Cainntear wrote:Arizakai wrote:Gustav Aschenbach wrote:Interesting video by someone who took the same approach (memorizing vocabulary as a first step):
Interesting video, indeed. But memorising all vocabulary from a textbook before starting the textbook is a bit extreme imho. What I and probably most people do is memorising vocab for the unit you are learning at that moment. This way you achieve the same results with less pain.
So yes, you need to do something more to make the material stick, but memorising all the vocab before starting seems mind-numbingly tedious, and would actually really overcompensate for the density of the material, leaving me with too
little work to do when working through the lessons, so I'd get really bored.
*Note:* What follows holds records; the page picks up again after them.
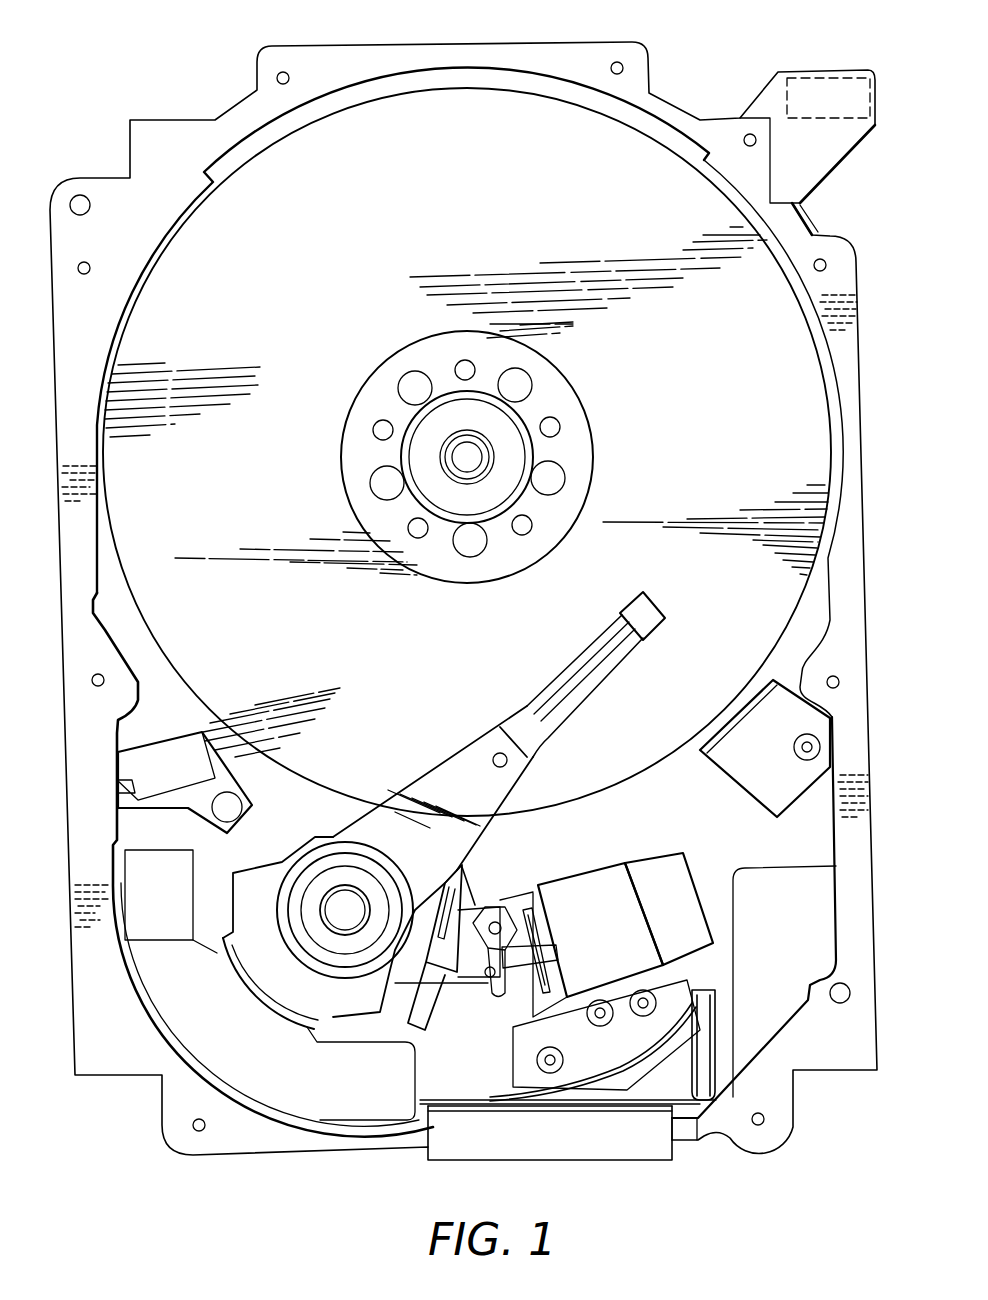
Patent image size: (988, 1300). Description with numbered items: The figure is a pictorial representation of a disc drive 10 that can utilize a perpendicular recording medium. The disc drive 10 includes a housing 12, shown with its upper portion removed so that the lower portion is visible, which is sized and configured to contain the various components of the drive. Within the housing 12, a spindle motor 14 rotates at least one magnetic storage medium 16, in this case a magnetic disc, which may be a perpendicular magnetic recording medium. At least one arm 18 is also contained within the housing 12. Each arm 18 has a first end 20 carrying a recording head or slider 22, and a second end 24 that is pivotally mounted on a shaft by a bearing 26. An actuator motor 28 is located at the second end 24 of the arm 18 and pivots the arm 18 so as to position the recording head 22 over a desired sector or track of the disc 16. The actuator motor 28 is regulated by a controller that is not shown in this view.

The disc drive 10 is at (104, 106).
The base deck 12 is at (597, 55).
The spindle motor 14 is at (462, 460).
The disc 16 is at (370, 240).
The actuator arm 18 is at (462, 777).
The flexure suspension 20 is at (583, 650).
The read/write head 22 is at (642, 613).
The actuator body 24 is at (370, 843).
The pivot bearing 26 is at (333, 898).
The voice coil motor region 28 is at (236, 1038).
I've been trying to recall when I did this for the last few days (thus demonstrating my immense powers of memory...) and it's suddenly come back to me. I used Memrise to memorise all the vocab in my main Hebrew textbook - 578 items - before starting the textbook. It was two years ago, so I was young and foolish...
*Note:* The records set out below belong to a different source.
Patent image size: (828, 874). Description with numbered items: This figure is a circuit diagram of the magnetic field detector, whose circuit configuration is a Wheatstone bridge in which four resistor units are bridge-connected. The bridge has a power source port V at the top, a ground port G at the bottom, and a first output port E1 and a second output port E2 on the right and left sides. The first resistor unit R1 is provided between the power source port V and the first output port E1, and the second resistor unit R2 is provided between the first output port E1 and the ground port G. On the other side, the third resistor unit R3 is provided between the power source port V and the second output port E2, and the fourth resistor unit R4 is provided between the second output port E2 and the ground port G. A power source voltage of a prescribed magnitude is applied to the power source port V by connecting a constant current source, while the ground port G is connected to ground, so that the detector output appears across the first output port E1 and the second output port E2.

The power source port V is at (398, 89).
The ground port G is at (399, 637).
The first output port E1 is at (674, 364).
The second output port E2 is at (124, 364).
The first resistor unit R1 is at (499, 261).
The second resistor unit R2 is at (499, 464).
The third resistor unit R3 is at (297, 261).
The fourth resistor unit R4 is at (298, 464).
So the results of the experiment were interesting - it worked surprisingly well. I was working on something else (Farsi? Greek?) at the time, so I didn't have headspace for Hebrew. 25 new words on the bus, though, was manageable. Yes, some words didn't work that well - anything that wasn't a noun or a verb was a bit harder - but it stuck. I'm not sure it would have worked with Anki instead of Memrise - it's a bit cruder for learning and you need the exposure more. Even though I started Hebrew a lot later than planned, leaving nearly a year between stopping the vocab and starting the textbook, most of it was (and is) still there.
The benefit was twofold. Firstly, I gained a lot of simple reading practice in a really awkward script before starting. Secondly, it was one less thing to worry about while doing the book. For me, those two were really helpful - it reduced the mental overhead working through each chapter substantially. Because I didn't have to devote any mental space to the script or vocabulary, I could really concentrate my mind on the grammar. It's just a pity I ran into sickness, wanderlust, and academic pressures and didn't complete the grammar!
Do you get the same benefit by doing it before each chapter? I don't think so - you'd get other benefits, like cementing it in place with different exposure - but that ignores the benefit of letting things sink into your mind over the long term. As I said, I'd retained most of it nearly a year later, because I'd had the time to work through all the vocab and let it sink in properly. Time is very powerful with SRS - you know something so much better after one month, and so much better still after three.
Will I do it again? Well, I'm not planning on any new languages any time soon, so probably not. I did do a bit with Latin, which may be helping me currently, but Latin's so transparent (comparatively speaking!) that it is hard to really test. But with a limited set of vocab I might consider it, depending very much on what energy and time I had available. It let me work a little on the language before starting. Of course, just doing Duolingo or Clozemaster might have similar effects.
Not sure it's something to recommend, but I was nonetheless pleasantly surprised at how well it worked.